Data has evolved rapidly since the inception of topic models over twenty years ago. The most popular topic models in the world perform poorly on contemporary data sets such as social media and other short, noisy texts. As new types of data become available in larger volumes, we set out to modernize topic models. We set out to produce topic models capable of handling the noisy, sparse setting of social media, modeling on a temporal plane, and incorporating domain knowledge of users. Through the course of this dissertation we formalized the concept of noise as it applies to topic modeling, proposed topic models that deal with noise and preprocessing pipelines that can help cut down on noise prior to running any models. We present a survey of unsupervised topic models that tracks the evolution of topic models from inception to modern days. We proposed a new type of topic model, the topic-noise model, which jointly models topic and noise distributions, greatly increasing the quality of topics derived from social media data.

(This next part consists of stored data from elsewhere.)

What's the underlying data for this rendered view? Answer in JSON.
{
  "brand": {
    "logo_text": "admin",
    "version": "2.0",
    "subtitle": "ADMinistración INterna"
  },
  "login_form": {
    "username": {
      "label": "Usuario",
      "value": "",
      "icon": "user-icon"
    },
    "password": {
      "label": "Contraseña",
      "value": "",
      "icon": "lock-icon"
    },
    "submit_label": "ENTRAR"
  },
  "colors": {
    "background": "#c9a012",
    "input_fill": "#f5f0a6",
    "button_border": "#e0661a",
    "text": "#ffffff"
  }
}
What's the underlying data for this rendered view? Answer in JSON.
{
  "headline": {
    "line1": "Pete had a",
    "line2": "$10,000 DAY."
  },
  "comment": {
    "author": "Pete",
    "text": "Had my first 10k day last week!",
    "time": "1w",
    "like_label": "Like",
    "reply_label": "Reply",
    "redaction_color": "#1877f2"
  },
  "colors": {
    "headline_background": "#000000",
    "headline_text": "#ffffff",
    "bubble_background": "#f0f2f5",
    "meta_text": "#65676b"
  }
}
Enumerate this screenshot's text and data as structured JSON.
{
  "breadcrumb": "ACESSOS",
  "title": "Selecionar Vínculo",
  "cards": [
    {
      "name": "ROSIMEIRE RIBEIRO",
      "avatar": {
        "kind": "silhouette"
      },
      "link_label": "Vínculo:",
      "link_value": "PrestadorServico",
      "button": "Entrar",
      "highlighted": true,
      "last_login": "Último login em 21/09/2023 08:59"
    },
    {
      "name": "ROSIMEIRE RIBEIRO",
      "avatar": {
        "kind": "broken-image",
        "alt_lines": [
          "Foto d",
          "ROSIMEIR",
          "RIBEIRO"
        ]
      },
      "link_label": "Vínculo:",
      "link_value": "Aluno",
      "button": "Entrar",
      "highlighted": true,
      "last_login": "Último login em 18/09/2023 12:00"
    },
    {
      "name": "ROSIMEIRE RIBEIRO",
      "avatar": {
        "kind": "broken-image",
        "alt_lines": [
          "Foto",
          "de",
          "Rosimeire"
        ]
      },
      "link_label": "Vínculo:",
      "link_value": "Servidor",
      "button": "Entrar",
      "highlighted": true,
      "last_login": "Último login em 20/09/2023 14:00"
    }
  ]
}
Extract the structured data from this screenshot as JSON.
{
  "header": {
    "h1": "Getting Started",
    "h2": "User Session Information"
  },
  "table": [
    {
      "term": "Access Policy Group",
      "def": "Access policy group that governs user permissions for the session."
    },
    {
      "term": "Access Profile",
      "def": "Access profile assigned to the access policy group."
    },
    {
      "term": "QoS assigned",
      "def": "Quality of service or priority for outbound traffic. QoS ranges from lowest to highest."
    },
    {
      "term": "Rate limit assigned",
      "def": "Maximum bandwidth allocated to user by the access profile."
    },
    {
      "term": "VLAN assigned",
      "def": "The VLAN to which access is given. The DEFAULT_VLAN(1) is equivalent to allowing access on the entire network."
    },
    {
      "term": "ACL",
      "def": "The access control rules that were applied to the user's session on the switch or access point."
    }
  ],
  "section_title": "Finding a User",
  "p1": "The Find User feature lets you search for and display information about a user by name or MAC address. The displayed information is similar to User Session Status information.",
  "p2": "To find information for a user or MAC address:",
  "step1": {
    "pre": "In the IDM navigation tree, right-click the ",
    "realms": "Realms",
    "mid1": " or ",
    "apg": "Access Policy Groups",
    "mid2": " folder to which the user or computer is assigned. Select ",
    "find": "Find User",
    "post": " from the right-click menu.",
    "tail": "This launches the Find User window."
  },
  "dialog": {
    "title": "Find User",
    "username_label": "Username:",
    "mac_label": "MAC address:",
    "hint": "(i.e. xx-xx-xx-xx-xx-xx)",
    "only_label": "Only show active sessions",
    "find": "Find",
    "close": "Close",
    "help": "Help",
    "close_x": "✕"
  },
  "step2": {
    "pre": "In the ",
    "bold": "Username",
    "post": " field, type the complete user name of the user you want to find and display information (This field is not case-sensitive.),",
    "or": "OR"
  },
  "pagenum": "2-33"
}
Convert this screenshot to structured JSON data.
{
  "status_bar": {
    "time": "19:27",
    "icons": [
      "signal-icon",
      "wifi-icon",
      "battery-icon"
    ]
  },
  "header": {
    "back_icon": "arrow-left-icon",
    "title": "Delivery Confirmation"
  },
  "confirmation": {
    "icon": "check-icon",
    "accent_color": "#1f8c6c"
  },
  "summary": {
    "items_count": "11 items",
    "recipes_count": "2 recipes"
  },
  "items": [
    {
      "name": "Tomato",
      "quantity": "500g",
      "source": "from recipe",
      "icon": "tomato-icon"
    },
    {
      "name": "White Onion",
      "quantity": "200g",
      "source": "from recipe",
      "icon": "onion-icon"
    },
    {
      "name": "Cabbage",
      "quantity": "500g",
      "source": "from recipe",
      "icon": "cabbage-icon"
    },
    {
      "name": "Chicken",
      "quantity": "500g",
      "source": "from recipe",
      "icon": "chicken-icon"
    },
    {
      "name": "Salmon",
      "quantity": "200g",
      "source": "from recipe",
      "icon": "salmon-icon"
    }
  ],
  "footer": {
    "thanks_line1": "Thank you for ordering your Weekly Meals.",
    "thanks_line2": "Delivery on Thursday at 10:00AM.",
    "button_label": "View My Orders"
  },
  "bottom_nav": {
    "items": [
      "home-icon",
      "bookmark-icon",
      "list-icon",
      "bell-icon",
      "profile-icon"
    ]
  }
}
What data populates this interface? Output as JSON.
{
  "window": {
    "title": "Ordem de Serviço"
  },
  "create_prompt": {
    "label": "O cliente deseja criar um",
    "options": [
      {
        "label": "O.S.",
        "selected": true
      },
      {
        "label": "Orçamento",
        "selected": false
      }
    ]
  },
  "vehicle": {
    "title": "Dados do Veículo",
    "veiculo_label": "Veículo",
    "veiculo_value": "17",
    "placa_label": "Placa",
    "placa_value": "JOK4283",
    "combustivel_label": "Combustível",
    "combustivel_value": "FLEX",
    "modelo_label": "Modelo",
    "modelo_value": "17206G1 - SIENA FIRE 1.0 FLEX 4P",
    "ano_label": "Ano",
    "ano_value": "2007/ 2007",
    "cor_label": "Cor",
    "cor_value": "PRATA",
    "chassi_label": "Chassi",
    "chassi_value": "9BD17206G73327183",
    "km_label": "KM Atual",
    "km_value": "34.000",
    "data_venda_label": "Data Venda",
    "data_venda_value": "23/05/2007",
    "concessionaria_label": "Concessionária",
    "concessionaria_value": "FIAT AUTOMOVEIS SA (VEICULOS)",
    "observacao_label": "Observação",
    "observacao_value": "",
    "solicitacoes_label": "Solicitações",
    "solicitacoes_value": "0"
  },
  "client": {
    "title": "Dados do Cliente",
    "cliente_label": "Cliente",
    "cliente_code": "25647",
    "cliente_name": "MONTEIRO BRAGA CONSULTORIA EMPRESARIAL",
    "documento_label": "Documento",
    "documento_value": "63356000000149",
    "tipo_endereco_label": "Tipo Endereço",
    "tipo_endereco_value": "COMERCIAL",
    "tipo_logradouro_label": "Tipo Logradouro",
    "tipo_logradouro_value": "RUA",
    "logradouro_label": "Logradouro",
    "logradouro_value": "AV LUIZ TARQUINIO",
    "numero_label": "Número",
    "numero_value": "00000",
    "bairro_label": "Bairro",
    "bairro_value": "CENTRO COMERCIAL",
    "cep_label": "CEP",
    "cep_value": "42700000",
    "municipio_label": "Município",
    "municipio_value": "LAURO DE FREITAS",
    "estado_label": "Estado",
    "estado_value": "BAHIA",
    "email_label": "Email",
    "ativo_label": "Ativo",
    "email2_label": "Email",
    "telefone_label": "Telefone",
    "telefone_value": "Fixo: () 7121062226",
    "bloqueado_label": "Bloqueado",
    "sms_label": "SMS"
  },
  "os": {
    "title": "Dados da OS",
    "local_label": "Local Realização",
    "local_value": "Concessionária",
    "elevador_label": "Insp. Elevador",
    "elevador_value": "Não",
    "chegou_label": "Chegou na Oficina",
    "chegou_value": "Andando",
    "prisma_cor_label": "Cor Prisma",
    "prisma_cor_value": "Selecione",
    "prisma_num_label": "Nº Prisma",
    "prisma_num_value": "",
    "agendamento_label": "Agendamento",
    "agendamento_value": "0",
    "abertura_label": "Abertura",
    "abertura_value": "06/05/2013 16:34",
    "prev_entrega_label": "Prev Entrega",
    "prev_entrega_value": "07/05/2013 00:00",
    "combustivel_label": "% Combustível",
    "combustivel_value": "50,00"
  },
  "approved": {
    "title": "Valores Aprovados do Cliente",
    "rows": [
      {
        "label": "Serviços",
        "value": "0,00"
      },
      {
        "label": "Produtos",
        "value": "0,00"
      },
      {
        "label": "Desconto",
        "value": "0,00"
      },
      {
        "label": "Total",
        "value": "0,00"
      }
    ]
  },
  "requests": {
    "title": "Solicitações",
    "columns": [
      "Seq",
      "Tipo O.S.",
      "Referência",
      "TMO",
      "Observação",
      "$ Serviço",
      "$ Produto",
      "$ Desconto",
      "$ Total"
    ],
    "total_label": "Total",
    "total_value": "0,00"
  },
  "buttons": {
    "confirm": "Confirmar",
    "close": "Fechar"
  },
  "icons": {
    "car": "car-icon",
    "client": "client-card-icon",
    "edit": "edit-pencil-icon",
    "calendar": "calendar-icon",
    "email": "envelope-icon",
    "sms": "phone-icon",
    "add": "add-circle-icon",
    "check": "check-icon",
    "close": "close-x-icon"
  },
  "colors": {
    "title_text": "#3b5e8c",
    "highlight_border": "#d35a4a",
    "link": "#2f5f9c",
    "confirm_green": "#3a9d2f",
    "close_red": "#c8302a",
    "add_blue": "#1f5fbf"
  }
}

We proposed semi-supervised topic models that allow for user feedback and leverage a user’s domain knowledge. We proposed a dynamic topic-noise model, enabling the modeling of temporal text data in social media streams while accounting for noise. All of these contributions culminate in a furthering of the collective capabilities of topic models, and now topic-noise models, and by the sharing of the models and code, enables future research into the field.